Passover begins on the 15th day of the month of Nisan (March or April in Gregorian calendar); the first month of the Hebrew calendar’s festival year according to the Hebrew Bible. These holy days and festivals commemorate the biblical event of the Hebrews’ escape from enslavement in Egypt.
In the narrative of the Exodus, the Bible tells that God inflicted ten plagues upon the Egyptians before Pharaoh would release his Hebrew slaves. The Hebrews were instructed to mark the doorposts of their homes with the blood of a spring lamb and, upon seeing this, the spirit of the Lord passed over these homes—hence the term “passover”.
When Pharaoh freed the Hebrews, it is said that they left in such a hurry that they could not wait for bread to rise. In commemoration, for the duration of Passover, no leavened bread is eaten, for which reason, Matzoh (flat unleavened bread) is the primary symbol of the holiday.

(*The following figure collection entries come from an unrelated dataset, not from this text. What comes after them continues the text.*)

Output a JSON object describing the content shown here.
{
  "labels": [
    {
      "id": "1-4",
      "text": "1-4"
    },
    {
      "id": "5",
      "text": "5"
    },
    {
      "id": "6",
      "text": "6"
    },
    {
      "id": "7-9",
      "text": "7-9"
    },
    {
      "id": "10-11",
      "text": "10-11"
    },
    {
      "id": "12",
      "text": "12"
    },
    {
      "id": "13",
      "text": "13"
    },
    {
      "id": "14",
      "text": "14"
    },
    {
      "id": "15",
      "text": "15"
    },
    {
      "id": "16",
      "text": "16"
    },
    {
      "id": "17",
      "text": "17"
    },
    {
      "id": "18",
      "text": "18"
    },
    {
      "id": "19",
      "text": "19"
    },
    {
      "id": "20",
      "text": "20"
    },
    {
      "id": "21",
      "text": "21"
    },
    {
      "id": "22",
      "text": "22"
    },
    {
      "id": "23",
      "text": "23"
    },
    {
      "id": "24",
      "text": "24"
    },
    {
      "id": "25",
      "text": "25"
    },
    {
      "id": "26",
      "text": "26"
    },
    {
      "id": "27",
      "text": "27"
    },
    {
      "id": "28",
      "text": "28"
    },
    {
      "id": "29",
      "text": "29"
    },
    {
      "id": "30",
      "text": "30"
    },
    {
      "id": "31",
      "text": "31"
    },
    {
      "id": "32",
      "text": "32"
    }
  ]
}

This year, Passover begins on Monday evening, 29 March and four days later, it is Good Friday and then Easter Sunday, the day when Jesus was said to have been resurrected. Easter is linked to the Jewish Passover by much of its symbolism, as well as by its position in the calendar.

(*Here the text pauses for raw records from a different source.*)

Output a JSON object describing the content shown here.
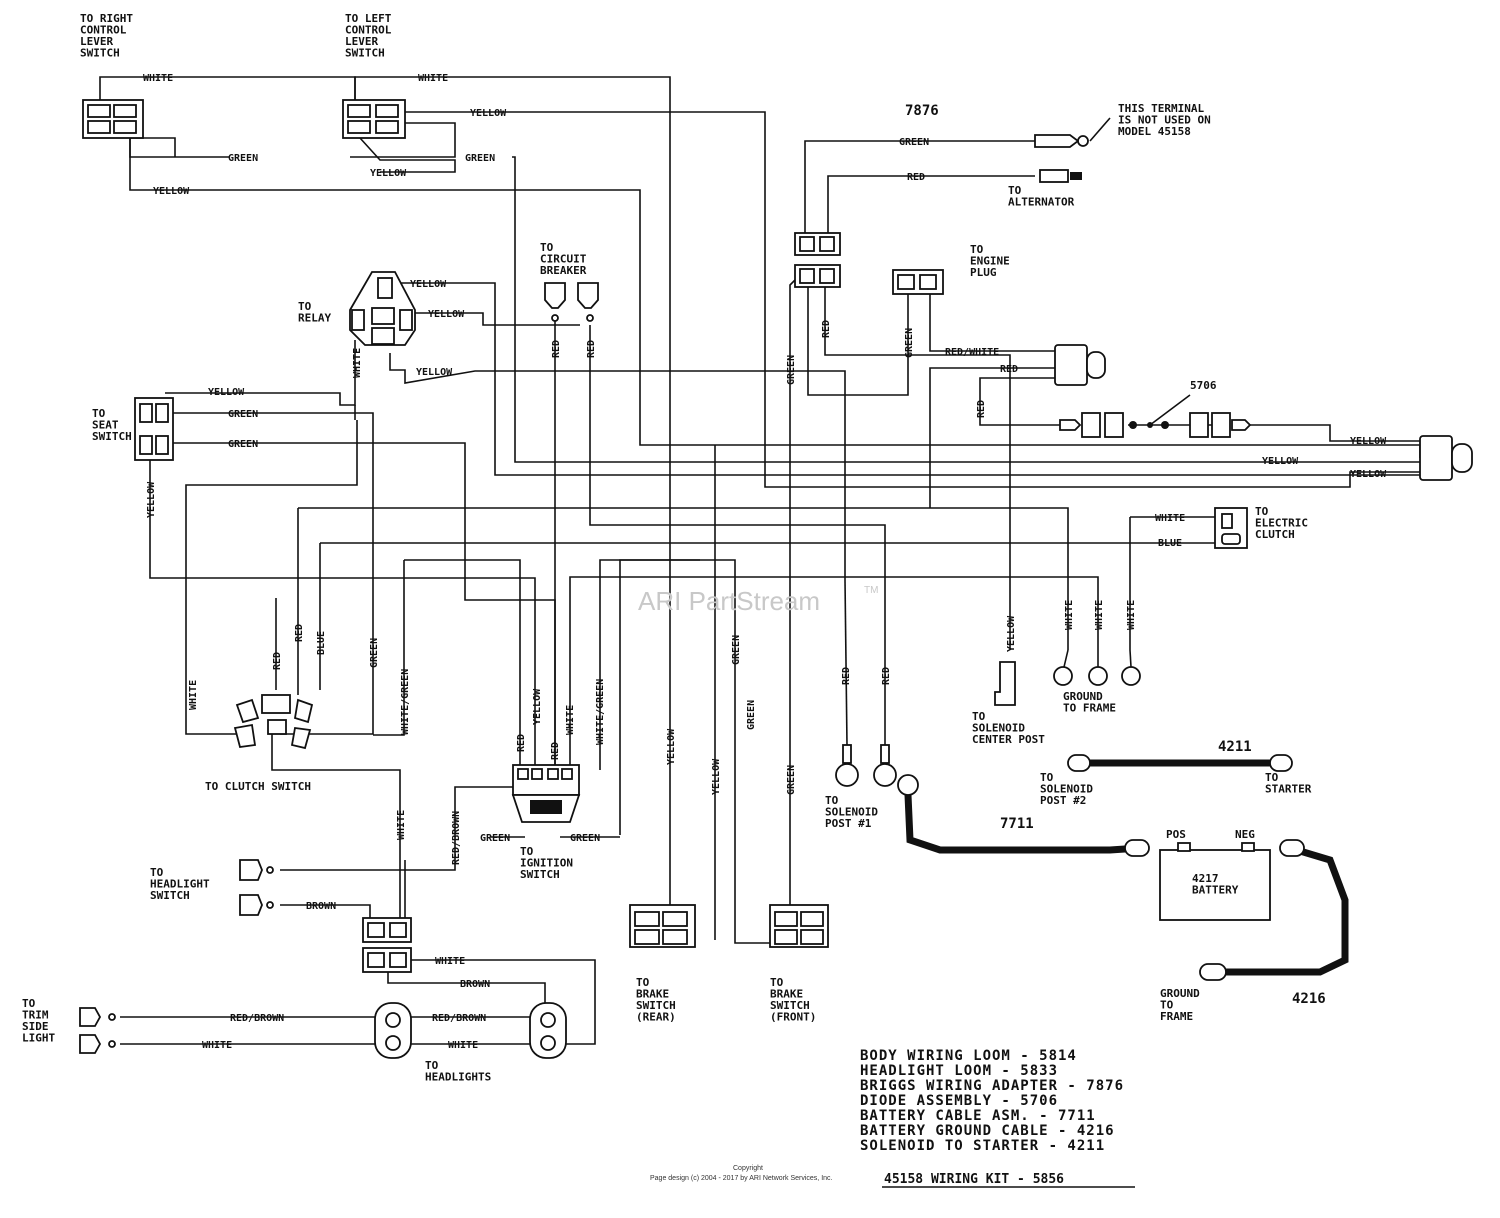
{
  "components": {
    "right_control_switch": "TO RIGHT\nCONTROL\nLEVER\nSWITCH",
    "left_control_switch": "TO LEFT\nCONTROL\nLEVER\nSWITCH",
    "relay": "TO\nRELAY",
    "circuit_breaker": "TO\nCIRCUIT\nBREAKER",
    "seat_switch": "TO\nSEAT\nSWITCH",
    "clutch_switch": "TO CLUTCH SWITCH",
    "ignition_switch": "TO\nIGNITION\nSWITCH",
    "headlight_switch": "TO\nHEADLIGHT\nSWITCH",
    "trim_side_light": "TO\nTRIM\nSIDE\nLIGHT",
    "headlights": "TO\nHEADLIGHTS",
    "brake_switch_rear": "TO\nBRAKE\nSWITCH\n(REAR)",
    "brake_switch_front": "TO\nBRAKE\nSWITCH\n(FRONT)",
    "adapter_number": "7876",
    "terminal_note": "THIS TERMINAL\nIS NOT USED ON\nMODEL 45158",
    "alternator": "TO\nALTERNATOR",
    "engine_plug": "TO\nENGINE\nPLUG",
    "diode_number": "5706",
    "electric_clutch": "TO\nELECTRIC\nCLUTCH",
    "solenoid_center_post": "TO\nSOLENOID\nCENTER POST",
    "ground_to_frame_1": "GROUND\nTO FRAME",
    "solenoid_post_1": "TO\nSOLENOID\nPOST #1",
    "solenoid_post_2": "TO\nSOLENOID\nPOST #2",
    "starter": "TO\nSTARTER",
    "cable_4211": "4211",
    "cable_7711": "7711",
    "cable_4216": "4216",
    "battery_pos": "POS",
    "battery_neg": "NEG",
    "battery": "4217\nBATTERY",
    "ground_to_frame_2": "GROUND\nTO\nFRAME"
  },
  "wire_colors": {
    "white": "WHITE",
    "yellow": "YELLOW",
    "green": "GREEN",
    "red": "RED",
    "blue": "BLUE",
    "brown": "BROWN",
    "red_white": "RED/WHITE",
    "red_brown": "RED/BROWN",
    "white_green": "WHITE/GREEN"
  },
  "legend": {
    "items": [
      "BODY WIRING LOOM - 5814",
      "HEADLIGHT LOOM - 5833",
      "BRIGGS WIRING ADAPTER - 7876",
      "DIODE ASSEMBLY - 5706",
      "BATTERY CABLE ASM. - 7711",
      "BATTERY GROUND CABLE - 4216",
      "SOLENOID TO STARTER - 4211"
    ],
    "kit_title": "45158 WIRING KIT - 5856"
  },
  "watermark": "ARI PartStream",
  "trademark": "TM",
  "copyright": [
    "Copyright",
    "Page design (c) 2004 - 2017 by ARI Network Services, Inc."
  ]
}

Today, while Easter is one of the holiest periods of the Christian calendar, everyone is welcome to eat chocolate bunnies and have Easter egg hunts to celebrate the holiday with no religious connotations.
Passover is celebrated by the Seder, or order of the meal and reading of the Haggadah, the story of Passover and the service. Each family member and guest play a part in this service and it has been ever thus in recorded history.

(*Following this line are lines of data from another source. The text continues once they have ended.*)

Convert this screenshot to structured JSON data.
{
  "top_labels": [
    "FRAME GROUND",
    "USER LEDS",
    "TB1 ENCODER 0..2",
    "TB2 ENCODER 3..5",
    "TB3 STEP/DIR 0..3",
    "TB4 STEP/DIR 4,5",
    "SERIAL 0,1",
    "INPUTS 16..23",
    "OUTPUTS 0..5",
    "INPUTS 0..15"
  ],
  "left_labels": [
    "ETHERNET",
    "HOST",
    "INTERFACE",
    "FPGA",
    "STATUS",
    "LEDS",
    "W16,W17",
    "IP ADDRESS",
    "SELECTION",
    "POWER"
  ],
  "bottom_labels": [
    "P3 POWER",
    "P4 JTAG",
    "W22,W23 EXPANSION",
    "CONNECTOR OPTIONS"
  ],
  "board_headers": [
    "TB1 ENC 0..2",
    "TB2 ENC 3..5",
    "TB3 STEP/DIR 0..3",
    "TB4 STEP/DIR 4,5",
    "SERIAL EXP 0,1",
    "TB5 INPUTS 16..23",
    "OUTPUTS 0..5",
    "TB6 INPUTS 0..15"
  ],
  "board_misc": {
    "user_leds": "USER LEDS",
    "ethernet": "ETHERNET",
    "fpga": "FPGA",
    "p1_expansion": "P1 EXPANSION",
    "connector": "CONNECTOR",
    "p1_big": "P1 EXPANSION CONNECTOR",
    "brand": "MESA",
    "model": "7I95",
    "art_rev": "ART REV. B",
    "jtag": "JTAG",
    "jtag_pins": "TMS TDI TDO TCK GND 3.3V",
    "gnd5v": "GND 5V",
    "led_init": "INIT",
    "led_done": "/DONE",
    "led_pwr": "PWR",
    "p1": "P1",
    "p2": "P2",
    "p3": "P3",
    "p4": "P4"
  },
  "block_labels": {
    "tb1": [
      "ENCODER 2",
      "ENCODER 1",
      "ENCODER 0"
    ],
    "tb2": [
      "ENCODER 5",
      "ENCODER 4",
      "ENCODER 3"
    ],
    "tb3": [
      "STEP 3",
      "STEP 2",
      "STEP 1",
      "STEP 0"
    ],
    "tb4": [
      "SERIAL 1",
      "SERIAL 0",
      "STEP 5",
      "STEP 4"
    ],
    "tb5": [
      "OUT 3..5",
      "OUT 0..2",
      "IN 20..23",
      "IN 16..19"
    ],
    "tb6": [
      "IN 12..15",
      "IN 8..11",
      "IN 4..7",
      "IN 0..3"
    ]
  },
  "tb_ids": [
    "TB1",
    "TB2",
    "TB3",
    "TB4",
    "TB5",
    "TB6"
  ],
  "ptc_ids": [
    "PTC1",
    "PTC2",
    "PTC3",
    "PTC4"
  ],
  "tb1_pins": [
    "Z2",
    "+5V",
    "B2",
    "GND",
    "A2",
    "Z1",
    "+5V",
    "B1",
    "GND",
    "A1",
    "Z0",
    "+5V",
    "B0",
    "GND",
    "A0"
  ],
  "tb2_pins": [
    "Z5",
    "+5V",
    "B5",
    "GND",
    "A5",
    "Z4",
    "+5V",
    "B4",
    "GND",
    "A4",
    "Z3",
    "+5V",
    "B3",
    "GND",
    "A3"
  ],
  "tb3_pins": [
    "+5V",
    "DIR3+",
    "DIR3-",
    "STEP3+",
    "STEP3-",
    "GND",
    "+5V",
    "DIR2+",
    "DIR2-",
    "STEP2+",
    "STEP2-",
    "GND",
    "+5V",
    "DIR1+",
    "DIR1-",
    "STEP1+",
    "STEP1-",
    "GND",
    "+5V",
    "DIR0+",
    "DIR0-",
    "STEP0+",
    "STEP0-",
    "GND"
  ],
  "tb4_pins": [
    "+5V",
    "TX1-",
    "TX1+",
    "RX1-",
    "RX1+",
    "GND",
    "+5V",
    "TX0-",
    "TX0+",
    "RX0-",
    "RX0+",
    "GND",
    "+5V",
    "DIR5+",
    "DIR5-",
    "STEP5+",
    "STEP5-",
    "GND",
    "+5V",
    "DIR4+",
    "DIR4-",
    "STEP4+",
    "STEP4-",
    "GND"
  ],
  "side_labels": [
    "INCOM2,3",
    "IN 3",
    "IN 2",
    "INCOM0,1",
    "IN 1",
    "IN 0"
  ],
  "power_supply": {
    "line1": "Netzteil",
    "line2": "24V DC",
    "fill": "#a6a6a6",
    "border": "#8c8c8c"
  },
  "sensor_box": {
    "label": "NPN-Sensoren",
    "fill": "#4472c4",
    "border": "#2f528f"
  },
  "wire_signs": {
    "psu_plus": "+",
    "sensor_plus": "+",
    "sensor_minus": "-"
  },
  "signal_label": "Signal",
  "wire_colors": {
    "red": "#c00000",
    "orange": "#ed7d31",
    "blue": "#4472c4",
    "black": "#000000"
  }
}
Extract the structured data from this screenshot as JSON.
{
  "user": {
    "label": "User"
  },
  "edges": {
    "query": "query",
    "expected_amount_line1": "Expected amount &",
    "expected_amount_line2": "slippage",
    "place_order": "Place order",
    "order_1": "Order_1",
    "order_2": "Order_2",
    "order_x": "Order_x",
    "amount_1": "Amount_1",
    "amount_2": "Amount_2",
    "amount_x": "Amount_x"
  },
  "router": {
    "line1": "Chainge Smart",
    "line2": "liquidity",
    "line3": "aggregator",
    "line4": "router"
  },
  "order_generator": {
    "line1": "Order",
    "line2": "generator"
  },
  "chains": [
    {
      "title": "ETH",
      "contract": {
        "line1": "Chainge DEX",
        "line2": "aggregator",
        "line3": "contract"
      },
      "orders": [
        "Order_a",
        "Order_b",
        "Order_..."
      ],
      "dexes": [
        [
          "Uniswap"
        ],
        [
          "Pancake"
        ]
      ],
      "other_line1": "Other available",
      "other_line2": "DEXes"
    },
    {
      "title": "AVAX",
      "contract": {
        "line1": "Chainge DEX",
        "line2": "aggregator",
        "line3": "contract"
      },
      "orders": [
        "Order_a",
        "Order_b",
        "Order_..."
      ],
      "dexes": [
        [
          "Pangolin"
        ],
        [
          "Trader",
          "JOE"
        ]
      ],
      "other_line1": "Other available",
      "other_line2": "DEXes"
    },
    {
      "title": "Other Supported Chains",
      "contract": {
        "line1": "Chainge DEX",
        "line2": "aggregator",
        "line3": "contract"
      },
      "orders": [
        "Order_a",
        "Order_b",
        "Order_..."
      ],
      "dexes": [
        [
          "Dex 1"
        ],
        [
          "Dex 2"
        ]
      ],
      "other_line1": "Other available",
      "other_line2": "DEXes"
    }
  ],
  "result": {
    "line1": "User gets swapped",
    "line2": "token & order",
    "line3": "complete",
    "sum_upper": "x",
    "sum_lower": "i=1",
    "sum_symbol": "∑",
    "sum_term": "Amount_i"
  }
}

In the European tradition, the seder meal begins with gefilte fish, then goes on to chicken soup with matzoh balls, then roast chicken, beef brisket, a market garden of vegetables, and concludes with light-as-air sponge cake, fruit and tea.
But there are traditional seder meals besides those nurtured in Europe, such as Asian, Mediterranean, and Middle Eastern traditional seders.
In New York, a most interesting seder is being hosted by Mia-Rut. She can be frequently found writing about cooking and eating on Jew and the Carrot [www.jcarrot.org], and Jewcy [www.jewcy.com]. Though she fancies herself ‘an accidental writer’, Mia-Rut is currently completing a book on her conversion to Judaism through food entitled “Eating My Way Towards Judaism.”
Mia-Rut says, “the menu will be a meat kosher-for-passover-style meal adhering to a Sephardi definition of kitnyot. We will be starting at 6:00 p.m. with a fun and inclusive Haggadah, so even if you have no idea what I’m talking about, don’t worry because everyone can participate and if nothing else, the food will be great.
She has chosen a delectable menu:
“Gefilte” fish (for those who hate the smell of fish)
Vegan-friendly Matzoh Ball Soup
Preserved Lemon Lamb Tagine
Syrian “Crusty” Rice
Winter Vegetable Ratatouille
Sweet and Sour Stuffed Cabbage
Duck Bacon Collard Greens
Chocolate Quinoa Pudding with Blood Orange Sorbet
Honey Tahini Cake
That’s one Passover Seder dinner I am sorry to miss.